CLEVELAND — There is an axiom in politics, define your opponent before your opponent has a chance to define themselves. It is something that is on full display right now in the race for the 11th Congressional seat where the positive, "get to know me" ads are giving way to the more negative.
The campaign of Nina Turner is out with an ad attacking Shontel Brown, alleging she used her seat on Cuyahoga County Council to enrich friends, family and herself.
"On council, Brown voted to give more than $32 million in taxpayer contracts to a company connected to her boyfriend and family. She even voted to give herself a $7,000 pay raise for a part-time job on council," the Turner ad said of Brown.
County Council President Pernel Jones sees that as an attack on the entire council and their practices.
"I'm telling you there is nothing improper that is being done," Jones said. "To say that is untrue."
Jones was joined by Members of the Cleveland Clergy Coalition, who are supporting Brown in her run, to denounce the negative ads.
"Shontel Brown has not run one negative ad through her campaign," said longtime Cleveland Religious leader Rev. Marvin McMickle.
"Through her campaign" being the operative words in that statement. A pro-Israel PAC, Democratic Majority for Israel has been running them on her behalf, Turner says, distorting her record.
Turner's campaign is standing by the claims, telling News 5 in a statement "after Shontel Brown and her out of state allies have run weeks of dishonest negative attack ads, Shontel Brown is in no position to complain about truthful ads that raise serious questions about her tenure in office."
With the amount of national attention, interest and money in this race, News 5 Political Analyst Tom Sutton says this is to be expected.
"That outside money is a big factor in the race on both sides, and with that said money, you get an increasingly abrasive campaign on both sides," Sutton said.
But might the negative attacks against Turner and Brown open the door for one of the other 11 hopefuls on the Democratic ballot?
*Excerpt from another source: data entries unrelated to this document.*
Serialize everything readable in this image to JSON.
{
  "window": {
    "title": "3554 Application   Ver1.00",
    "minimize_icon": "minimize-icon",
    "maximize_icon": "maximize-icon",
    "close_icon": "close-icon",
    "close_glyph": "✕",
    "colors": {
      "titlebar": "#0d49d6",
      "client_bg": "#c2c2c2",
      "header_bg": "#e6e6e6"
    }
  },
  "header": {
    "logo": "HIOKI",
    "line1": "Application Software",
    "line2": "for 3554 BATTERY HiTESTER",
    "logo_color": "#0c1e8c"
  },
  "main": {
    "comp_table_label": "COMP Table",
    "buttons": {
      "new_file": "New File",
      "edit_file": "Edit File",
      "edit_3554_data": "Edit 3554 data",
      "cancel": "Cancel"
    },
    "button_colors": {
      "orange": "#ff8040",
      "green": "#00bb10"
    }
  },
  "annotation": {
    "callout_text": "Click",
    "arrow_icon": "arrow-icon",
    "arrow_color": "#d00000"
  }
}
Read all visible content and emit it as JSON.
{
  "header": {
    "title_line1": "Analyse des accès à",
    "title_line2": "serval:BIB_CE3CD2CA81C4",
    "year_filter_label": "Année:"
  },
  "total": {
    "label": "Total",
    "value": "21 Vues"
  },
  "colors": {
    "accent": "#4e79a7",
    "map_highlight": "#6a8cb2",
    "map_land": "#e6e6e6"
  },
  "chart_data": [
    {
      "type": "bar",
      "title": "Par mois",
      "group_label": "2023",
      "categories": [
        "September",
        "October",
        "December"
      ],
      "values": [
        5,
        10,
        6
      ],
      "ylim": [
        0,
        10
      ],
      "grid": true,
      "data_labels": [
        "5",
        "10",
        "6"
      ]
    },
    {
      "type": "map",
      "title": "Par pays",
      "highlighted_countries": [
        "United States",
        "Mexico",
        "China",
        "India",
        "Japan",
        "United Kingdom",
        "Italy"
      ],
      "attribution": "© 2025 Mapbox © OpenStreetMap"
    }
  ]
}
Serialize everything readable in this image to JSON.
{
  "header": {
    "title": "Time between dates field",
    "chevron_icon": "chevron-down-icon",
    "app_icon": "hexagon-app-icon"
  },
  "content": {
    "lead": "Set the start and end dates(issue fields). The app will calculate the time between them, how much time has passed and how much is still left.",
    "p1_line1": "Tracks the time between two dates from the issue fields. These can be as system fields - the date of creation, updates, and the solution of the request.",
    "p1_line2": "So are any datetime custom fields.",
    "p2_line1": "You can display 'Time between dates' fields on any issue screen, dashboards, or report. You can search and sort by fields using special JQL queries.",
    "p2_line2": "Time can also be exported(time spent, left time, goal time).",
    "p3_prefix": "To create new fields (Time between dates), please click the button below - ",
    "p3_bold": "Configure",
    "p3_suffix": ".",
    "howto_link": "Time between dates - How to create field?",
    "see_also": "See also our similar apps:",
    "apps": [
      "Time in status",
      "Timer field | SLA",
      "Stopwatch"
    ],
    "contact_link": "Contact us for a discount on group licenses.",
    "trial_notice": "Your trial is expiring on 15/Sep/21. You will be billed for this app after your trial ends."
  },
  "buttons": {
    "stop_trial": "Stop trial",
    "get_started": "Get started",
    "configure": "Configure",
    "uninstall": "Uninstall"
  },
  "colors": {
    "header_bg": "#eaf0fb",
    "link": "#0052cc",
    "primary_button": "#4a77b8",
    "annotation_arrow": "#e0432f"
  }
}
"I think you may see people do that especially when you look at on-the-ground relationships, people who know Jeff Johnson or some of these other candidates like Tariq Shabazz or even Seth Corey, who have isolated areas of support," Sutton said. "But will that surmount the kind of support that will likely go to Brown and Turner? I doubt it. I think we'll have neither of them will get 50% plus, but it will be one of those two and then there will be a 5% here, a 3% there, and a lot of others with probably one or less percent of the vote in the final tally."